DMZing the Backlog

Raymond Lewallen wrote a post a few days ago that talked about identifying waste. What I found most interesting in his post was the paragraph about backlogs (excess inventory). You see, at Telligent our product release cycles are broken down into milestones, which are broken down into 2-week iterations. As the release cycle moves along, items get added to our backlog. Lots of items. Invariably, we can't clear the backlog. If we tried to take care of every single item in the backlog, we'd never ship anything.

For example, we're shipping two versions of Community Server this week: CS 2008.5 and CS Evolution. The backlog for CS 2008.5 has 260 items; CS Evolution has 121. That's a lot of items, and in lean terms, it's simply excess inventory; a form of waste.

So now that we're shipping this week, what do we do with all those items in the backlogs? The standard answer is that these items simply fall into the work for the next release, which is fine, but a lot of planning has to take place. You have to go through the lists, reassess/revalidate each item, give them an estimate, identify iterations, assign them out, etc. You also have to take duplication into consideration, because with that many items you're bound to have duplicates, which just takes more time to deal with.

But why didn't these items make the cut into the product? Because they weren't critical to the success of releasing *that* specific version. And that brings me back to Raymond's post where he says "If it's important, it will resurface later". It might be from a customer, from internal dogfooding, or from your CEO; it doesn't matter. What matters is that if it's important, it will resurface later.

Think about that for a second and realize how liberating it is. It reminds me of an aspect of Inbox Zero, where at some point you might have to simply move all your email into a DMZ folder that is used only for archival purposes. The thought behind this is "If someone needed something from me, they'll email me again". That's no different than what Raymond points out in his post about backlogged items. I've done the DMZ thing with my email and admit it's one of the most liberating things I've ever done. And it works because guess what? If someone needs something from me, they'll email me again.

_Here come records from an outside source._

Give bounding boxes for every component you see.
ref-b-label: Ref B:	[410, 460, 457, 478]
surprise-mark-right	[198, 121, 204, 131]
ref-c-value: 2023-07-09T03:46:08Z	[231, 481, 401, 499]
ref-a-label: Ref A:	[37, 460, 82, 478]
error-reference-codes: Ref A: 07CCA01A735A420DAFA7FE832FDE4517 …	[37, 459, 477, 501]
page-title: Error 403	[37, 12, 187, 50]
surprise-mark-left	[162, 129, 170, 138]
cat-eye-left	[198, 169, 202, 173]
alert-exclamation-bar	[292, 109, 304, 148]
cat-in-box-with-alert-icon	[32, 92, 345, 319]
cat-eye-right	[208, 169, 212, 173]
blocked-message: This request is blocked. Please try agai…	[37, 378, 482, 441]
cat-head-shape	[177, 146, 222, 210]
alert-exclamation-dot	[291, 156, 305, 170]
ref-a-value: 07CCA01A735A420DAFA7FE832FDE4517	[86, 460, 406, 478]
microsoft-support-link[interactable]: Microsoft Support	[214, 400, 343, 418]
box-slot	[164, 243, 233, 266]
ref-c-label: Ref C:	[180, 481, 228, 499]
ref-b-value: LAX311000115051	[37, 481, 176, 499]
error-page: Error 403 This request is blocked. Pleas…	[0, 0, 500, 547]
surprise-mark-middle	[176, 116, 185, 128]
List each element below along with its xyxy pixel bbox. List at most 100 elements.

Armed with these thoughts, I sent an email tonight to a couple other leads and PMs asking what they thought about moving all our existing backlog items into a DMZ-like location and seeing what items resurface. It'll be interesting to get their take on the approach, but I'd also love to hear your feedback on this. What do you think? Have you ever done this? If so, how did it work out?

6 comment(s) so far

While our backlogs at my current workplace aren't as large as yours, we still have to deal with the items on the backlog when we come to a release as you stated.

For us, all of our clients are internal ones so this makes it a little easier as we have a tighter feedback loop and thus can eliminate any backlog items that aren't important.

I like the idea of dumping them all into a dmz type location, this eliminates processing time on your end as you don't have to wade through all of the items, and putting them aside until later. I would be interested to see how this works out.

I agree about the liberating experience with DMZing email. I am not so sure that I agree about doing that with backlog.

One of the reasons is the trust relationship between the customer and the company. As a customer (either internal or external), if I've taken the time to report an issue I want to know it's been logged. I want to know that someone considered my input and made a decision on it, even it is a reasoned decision not to act on it. Just sweeping it into a trashcan somewhere and then putting the burden back on me to resubmit it does not result in feel-good relationship. Do this to a couple of customers, and word gets out that all you are doing is giving lip service to the ideal of listening to and reacting to customer feedback.

I think the key phrase on that topic in Raymond's post is "In lean, any backlog item that cannot be identified as a customer need based on actual, current demand, is excess and should be gotten rid of." Actual, current demand. Rather than just dumping the old backlog, why not open up the list to the customer base for feedback and voting? Those items that garner the most attention and feedback are hence identified as actual, current demand. This sort of approach seems to work for Microsoft Connect.

Terri - interesting comment about opening up the backlog list for customer feedback and voting. I can see that being very beneficial.

This reminds me of a 37signals practice:

http://www.37signals.com/svn/archives2/getting_real_forget_feature_requests.php

I now realize that I was considering the backlog in the light of bug reports, not feature requests per se.